Но и вооружившись чувством долга, оснащенные юридическими нормами и служебными предписаниями, мы все-таки не можем безнаказанно нарушать нравственные основы человеческого общежития, вламываться в заповедники чужих мыслей и чувств. Мы не только грабим других — мы грабим самих себя, заглушая в себе естественное чувство стыдливости, нравственные начала глохнут в нас, уступая место беззастенчивости, ухарству, развинченности.

Шинельное сукно липнет к щеке, оно намокло — от дыхания, что ли? — и кажется живым. Не такое уж это удовольствие — идти по лесу. Хребтины корней — в земле им места мало — то и дело подставляются. Из-за скатки не видишь, и спина впереди закрывает — споткнешься и тычешься в эту спину, и сзади кто-то тычется. И все эти украшения на тебе болтаются, а у меня еще и сумка из-под гранат. Хорошо, что пустая, легкая, но нескладная — висит и хлоп под коленки, хлоп. Грачик заржал, как жеребец:

— Тяжело в походе — легко на привале!

Полковник наш шагает впереди. Говорить в строю можно — не орать, конечно. И петь не заставляет, Я же говорю, человек!

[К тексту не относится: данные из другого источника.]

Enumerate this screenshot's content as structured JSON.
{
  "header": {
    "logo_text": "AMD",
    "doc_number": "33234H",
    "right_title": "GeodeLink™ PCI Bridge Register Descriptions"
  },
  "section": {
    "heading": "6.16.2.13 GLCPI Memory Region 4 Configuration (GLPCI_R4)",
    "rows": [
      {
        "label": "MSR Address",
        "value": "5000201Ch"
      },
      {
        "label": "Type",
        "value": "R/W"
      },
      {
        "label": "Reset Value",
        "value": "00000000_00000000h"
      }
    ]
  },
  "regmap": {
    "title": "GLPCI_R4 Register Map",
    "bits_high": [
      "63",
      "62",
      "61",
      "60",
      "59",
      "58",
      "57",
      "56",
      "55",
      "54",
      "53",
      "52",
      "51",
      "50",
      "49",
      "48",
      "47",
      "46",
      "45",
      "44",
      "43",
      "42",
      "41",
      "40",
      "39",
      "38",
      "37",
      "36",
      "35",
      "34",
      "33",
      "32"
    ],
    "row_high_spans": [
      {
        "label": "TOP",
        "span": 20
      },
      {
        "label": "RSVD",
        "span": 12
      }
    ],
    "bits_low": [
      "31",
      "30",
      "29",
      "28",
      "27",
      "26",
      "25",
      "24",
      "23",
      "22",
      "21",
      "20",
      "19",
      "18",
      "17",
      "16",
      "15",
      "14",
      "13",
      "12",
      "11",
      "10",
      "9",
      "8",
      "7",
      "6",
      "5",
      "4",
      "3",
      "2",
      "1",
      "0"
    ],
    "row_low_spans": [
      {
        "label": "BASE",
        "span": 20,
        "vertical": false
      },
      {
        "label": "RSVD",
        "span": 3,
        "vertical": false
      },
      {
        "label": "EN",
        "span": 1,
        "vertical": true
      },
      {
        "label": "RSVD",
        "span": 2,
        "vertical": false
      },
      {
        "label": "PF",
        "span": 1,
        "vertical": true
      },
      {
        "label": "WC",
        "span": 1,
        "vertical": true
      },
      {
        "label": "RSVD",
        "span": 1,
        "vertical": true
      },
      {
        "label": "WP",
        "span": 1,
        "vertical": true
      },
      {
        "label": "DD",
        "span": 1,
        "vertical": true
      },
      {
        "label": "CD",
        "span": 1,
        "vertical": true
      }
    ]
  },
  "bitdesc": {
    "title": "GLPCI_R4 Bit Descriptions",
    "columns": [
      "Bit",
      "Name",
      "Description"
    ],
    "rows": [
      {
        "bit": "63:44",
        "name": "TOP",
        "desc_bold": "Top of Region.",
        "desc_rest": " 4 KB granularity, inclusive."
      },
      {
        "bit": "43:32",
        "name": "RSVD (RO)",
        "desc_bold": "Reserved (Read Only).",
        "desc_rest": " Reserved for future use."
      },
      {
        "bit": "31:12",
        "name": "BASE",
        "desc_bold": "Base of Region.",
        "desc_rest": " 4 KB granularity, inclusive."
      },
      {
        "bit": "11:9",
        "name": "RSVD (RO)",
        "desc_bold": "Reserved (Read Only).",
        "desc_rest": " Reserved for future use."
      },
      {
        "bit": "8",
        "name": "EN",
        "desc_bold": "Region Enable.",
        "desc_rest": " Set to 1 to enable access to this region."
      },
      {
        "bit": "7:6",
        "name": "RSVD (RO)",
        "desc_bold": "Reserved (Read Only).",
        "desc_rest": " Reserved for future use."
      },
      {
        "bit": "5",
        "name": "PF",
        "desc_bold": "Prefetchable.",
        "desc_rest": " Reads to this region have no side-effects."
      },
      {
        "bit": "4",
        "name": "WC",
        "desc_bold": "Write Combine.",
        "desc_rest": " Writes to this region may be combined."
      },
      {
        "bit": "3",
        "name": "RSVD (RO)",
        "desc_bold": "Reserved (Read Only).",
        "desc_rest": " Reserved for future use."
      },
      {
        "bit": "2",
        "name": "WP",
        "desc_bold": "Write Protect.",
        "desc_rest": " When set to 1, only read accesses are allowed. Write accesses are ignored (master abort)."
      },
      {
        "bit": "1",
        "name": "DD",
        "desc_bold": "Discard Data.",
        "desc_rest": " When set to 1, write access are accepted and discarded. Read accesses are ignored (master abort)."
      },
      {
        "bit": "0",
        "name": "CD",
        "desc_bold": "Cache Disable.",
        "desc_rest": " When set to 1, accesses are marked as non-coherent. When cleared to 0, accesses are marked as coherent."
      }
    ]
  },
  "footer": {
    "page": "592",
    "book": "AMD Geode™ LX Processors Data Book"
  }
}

Но что у нас все-таки — марш-бросок? Растянувшись, не соблюдая строй, мы еще шлепаем километра два, пока не выходим на опушку. Впереди пустое, с реденькой травкой поле, измятое танками. С поля тянет жарой, так и хочется отступить, повалиться в разлапистый папоротник и закинуть подальше все эти железки, нагревшиеся, как утюги.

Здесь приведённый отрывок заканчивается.